Tous reconnaissent également qu’il faut de l’argent pour faire des études et qu’ils ont la chance d’appartenir à la classe moyenne supérieure.

Alors voilà, la parenthèse française se referme, retour à la Chine surpeuplée…

« En arrivant, je me suis demandé si j’allais pouvoir m’adapter à cette vie où rien ne semblait se passer, avoue Ruoyao. En Chine on vit à toute allure. Quand je suis retournée chez moi, à Shangaï j’ai trouvé que la ville avait changé, encore plus de grands bâtiments avaient poussé. Il m’a fallu quelques jours pour me réhabituer… Moi poursuit Barna, c’est le bruit qui m’a gêné en retournant à Pékin. Mais la pollution, tempère Zkong, c’est une idée reçue. Les Chinois sont de plus en plus attentifs à la qualité de l’air et à l’environnement. » C’est vrai qu’à la différence des trois autres il est originaire d’une petite ville. En vérifiant sur son smartphone il a tout de même constaté que Dali, destination touristique, ville d’histoire, capitale du Yunnan, comptait quand même plus de 650 000 habitants…

Vous savez que l’Indre attend les Chinois depuis près de dix ans ?

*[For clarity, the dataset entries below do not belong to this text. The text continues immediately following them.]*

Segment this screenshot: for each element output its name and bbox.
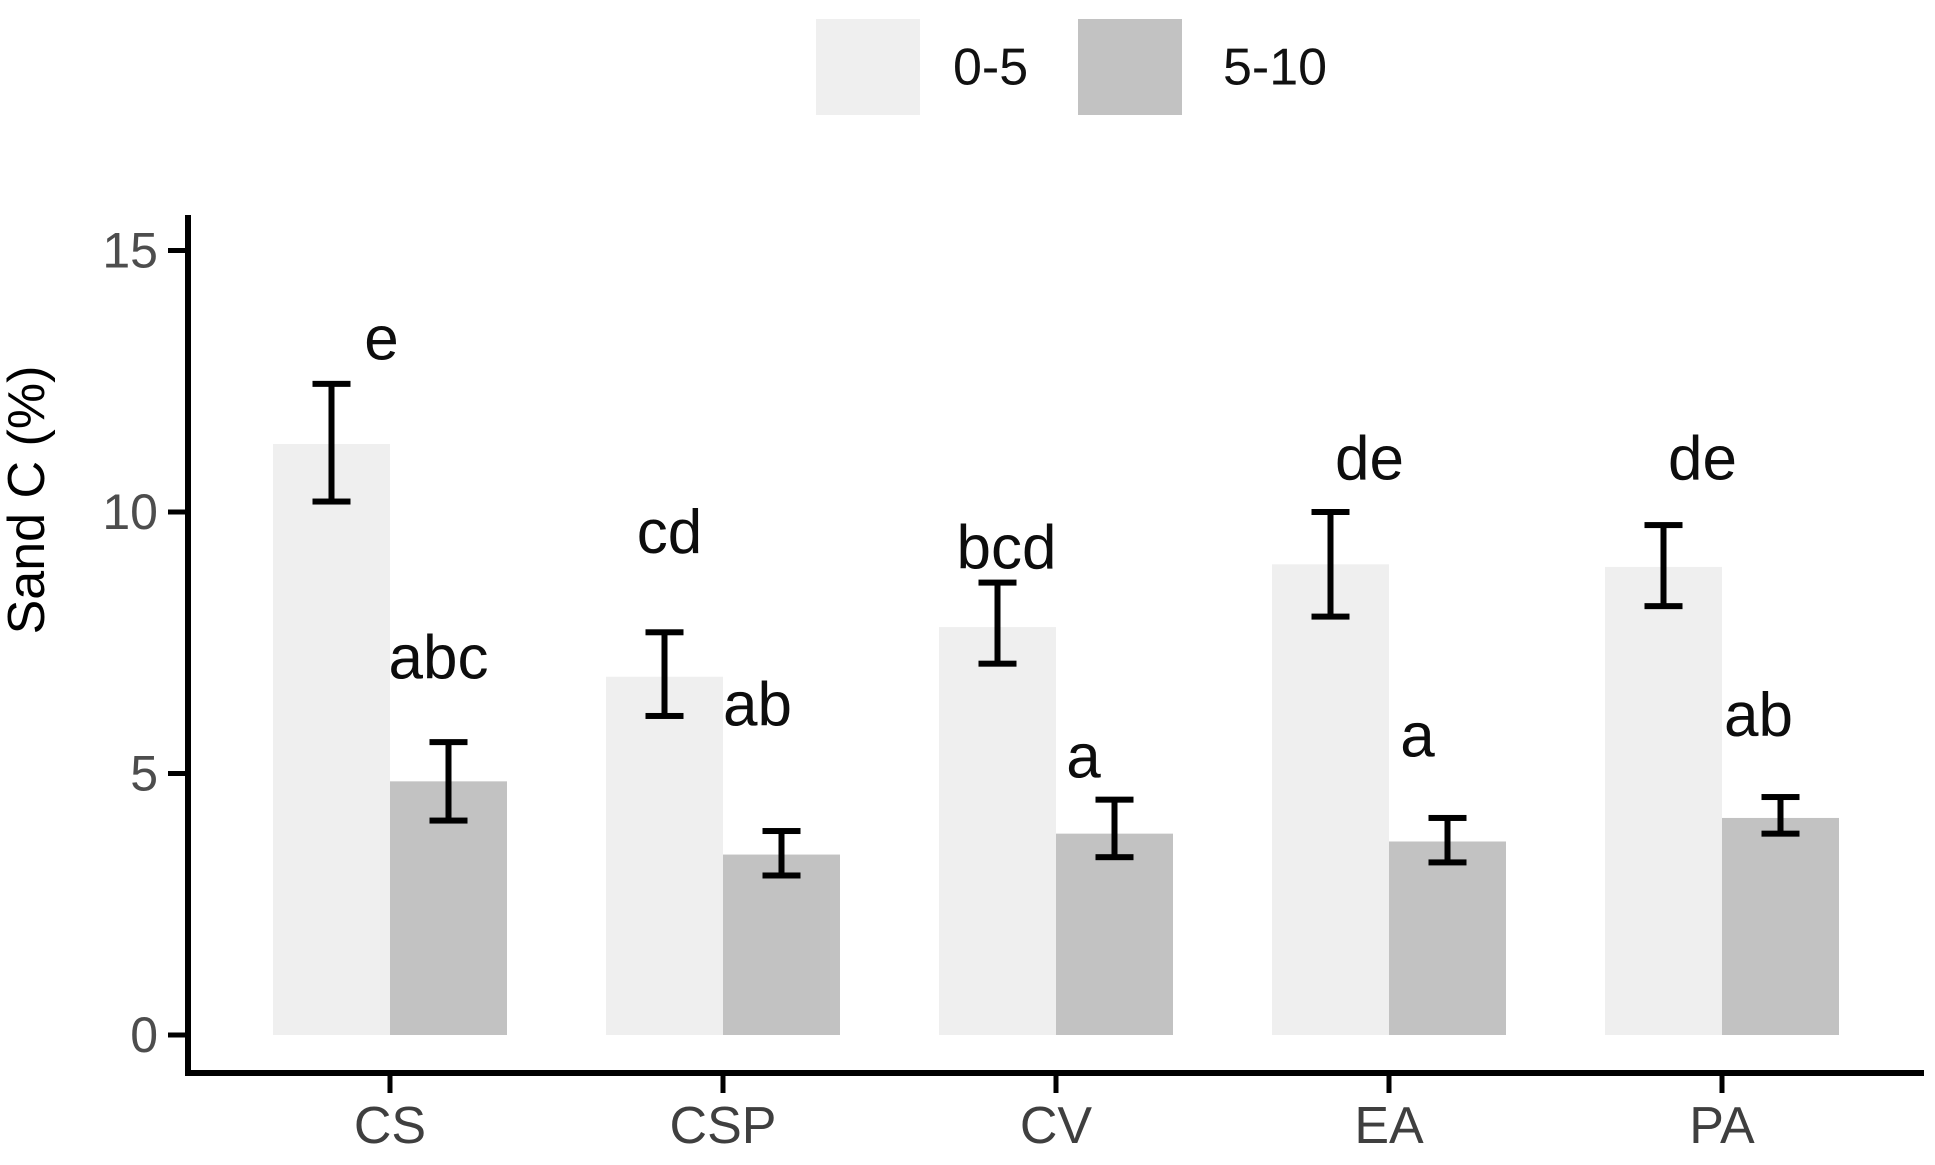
x-tick-CV — [1053, 1076, 1059, 1093]
legend-label-5-10: 5-10 — [1223, 39, 1327, 97]
error-bar-cap-bottom-CS-0-5 — [312, 498, 351, 505]
error-bar-cap-bottom-EA-5-10 — [1428, 859, 1467, 866]
error-bar-cap-bottom-CV-5-10 — [1095, 854, 1134, 861]
bar-CSP-0-5 — [606, 676, 723, 1035]
sig-letter-PA-0-5: de — [1668, 425, 1737, 494]
x-label-EA: EA — [1354, 1097, 1424, 1155]
sig-letter-CSP-5-10: ab — [723, 670, 792, 739]
error-bar-stem-CSP-0-5 — [661, 632, 668, 716]
error-bar-cap-bottom-CS-5-10 — [429, 817, 468, 824]
bar-EA-0-5 — [1272, 564, 1389, 1035]
error-bar-cap-top-PA-5-10 — [1761, 794, 1800, 801]
bar-CSP-5-10 — [723, 854, 840, 1035]
error-bar-stem-CSP-5-10 — [778, 831, 785, 876]
bar-EA-5-10 — [1389, 841, 1506, 1035]
bar-CS-0-5 — [273, 444, 390, 1035]
x-axis-line — [185, 1070, 1924, 1076]
error-bar-cap-top-PA-0-5 — [1644, 522, 1683, 529]
y-axis-line — [185, 215, 191, 1076]
sig-letter-CS-5-10: abc — [389, 623, 489, 692]
error-bar-cap-bottom-CSP-5-10 — [762, 872, 801, 879]
error-bar-cap-top-CV-0-5 — [978, 579, 1017, 586]
error-bar-cap-top-CSP-5-10 — [762, 828, 801, 835]
bar-PA-5-10 — [1722, 817, 1839, 1035]
x-label-CSP: CSP — [670, 1097, 777, 1155]
error-bar-stem-CS-0-5 — [328, 383, 335, 502]
error-bar-cap-top-CS-0-5 — [312, 380, 351, 387]
error-bar-cap-top-CSP-0-5 — [645, 629, 684, 636]
y-tick-label-15: 15 — [102, 223, 158, 279]
error-bar-stem-PA-5-10 — [1777, 797, 1784, 834]
bar-CS-5-10 — [390, 781, 507, 1035]
error-bar-cap-bottom-CSP-0-5 — [645, 712, 684, 719]
x-tick-CSP — [720, 1076, 726, 1093]
sig-letter-CV-5-10: a — [1066, 723, 1101, 792]
x-label-CV: CV — [1020, 1097, 1093, 1155]
sig-letter-PA-5-10: ab — [1724, 681, 1793, 750]
sig-letter-EA-5-10: a — [1400, 702, 1435, 771]
x-tick-EA — [1386, 1076, 1392, 1093]
legend-swatch-5-10 — [1078, 19, 1182, 115]
error-bar-stem-CV-0-5 — [994, 582, 1001, 664]
bar-CV-5-10 — [1056, 833, 1173, 1035]
x-tick-CS — [387, 1076, 393, 1093]
sig-letter-EA-0-5: de — [1335, 425, 1404, 494]
error-bar-cap-bottom-PA-5-10 — [1761, 830, 1800, 837]
error-bar-cap-top-EA-5-10 — [1428, 814, 1467, 821]
y-tick-label-10: 10 — [102, 484, 158, 540]
error-bar-stem-PA-0-5 — [1660, 525, 1667, 607]
error-bar-cap-bottom-PA-0-5 — [1644, 603, 1683, 610]
error-bar-cap-top-CV-5-10 — [1095, 796, 1134, 803]
x-label-CS: CS — [354, 1097, 426, 1155]
y-tick-5 — [168, 771, 185, 776]
y-tick-label-0: 0 — [130, 1007, 158, 1063]
y-tick-0 — [168, 1032, 185, 1038]
sig-letter-CS-0-5: e — [364, 304, 398, 373]
sig-letter-CV-0-5: bcd — [957, 513, 1057, 582]
error-bar-cap-top-EA-0-5 — [1311, 509, 1350, 515]
y-tick-10 — [168, 509, 185, 515]
sig-letter-CSP-0-5: cd — [637, 498, 702, 567]
x-label-PA: PA — [1689, 1097, 1755, 1155]
legend-swatch-0-5 — [816, 19, 920, 115]
error-bar-cap-bottom-CV-0-5 — [978, 660, 1017, 667]
error-bar-stem-CS-5-10 — [445, 742, 452, 821]
error-bar-stem-EA-0-5 — [1327, 512, 1334, 617]
bar-PA-0-5 — [1605, 566, 1722, 1035]
legend-label-0-5: 0-5 — [953, 39, 1028, 97]
y-axis-title: Sand C (%) — [0, 366, 56, 635]
bar-CV-0-5 — [939, 627, 1056, 1035]
error-bar-stem-EA-5-10 — [1444, 817, 1451, 863]
x-tick-PA — [1719, 1076, 1725, 1093]
y-tick-label-5: 5 — [130, 746, 158, 802]
error-bar-stem-CV-5-10 — [1111, 799, 1118, 858]
error-bar-cap-bottom-EA-0-5 — [1311, 613, 1350, 620]
y-tick-15 — [168, 248, 185, 253]
error-bar-cap-top-CS-5-10 — [429, 739, 468, 746]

La question provoque un blanc de perplexité chez mes interlocuteurs. Et lorsqu’ils apprennent qu’une zone d’activité de cent cinquante hectares attend les congénères industriels de l’autre côté de la route de Lignières, ils ouvrent des yeux ébahis. « Nous savions qu’EuroSity comportait un volet économique, mais nous n’avons jamais entendu parler d’Ozans. » Inutile de retourner le couteau dans la plaie la veille de leur départ.

Des cosmétiques comme souvenirs de France

Nos visiteurs achèteront peut-être quelques bouteilles de vin à rapporter au pays, mais achetées au moment de l’embarquement, car leurs bagages sont déjà lourds. Ils repartent aussi avec des cosmétiques. « Les produits français sont bien meilleurs que les chinois et achetés ici c’est beaucoup moins cher » confirment les filles. Les garçons ont investi dans la monnaie de Paris. Et même s’ils lisent en téléchargement, s’ils ont découvert les grands auteurs en traduction chinoise, ils ont aussi investi dans des livres anciens. Barna elle va se lancer dans la lecture des Misérables. Mais Barna est déjà presque française, elle revient à la rentrée de septembre pour intégrer l’ISIT, une grande école d’interprétariat à Paris. Les autres ont un pincement au cœur au moment de quitter le Berry. Combien de temps vont subsister les liens tissés avec les familles françaises. Est-ce que ce sera plus facile pour les promotions qui viendront après eux ? « Pas sûr, estime Zezhi, nous avions un an d’étude du français en arrivant, nos camarades sont débutants et risquent de perdre eux aussi un an. »

Oui, mais les étudiants berrichons parlent chinois désormais.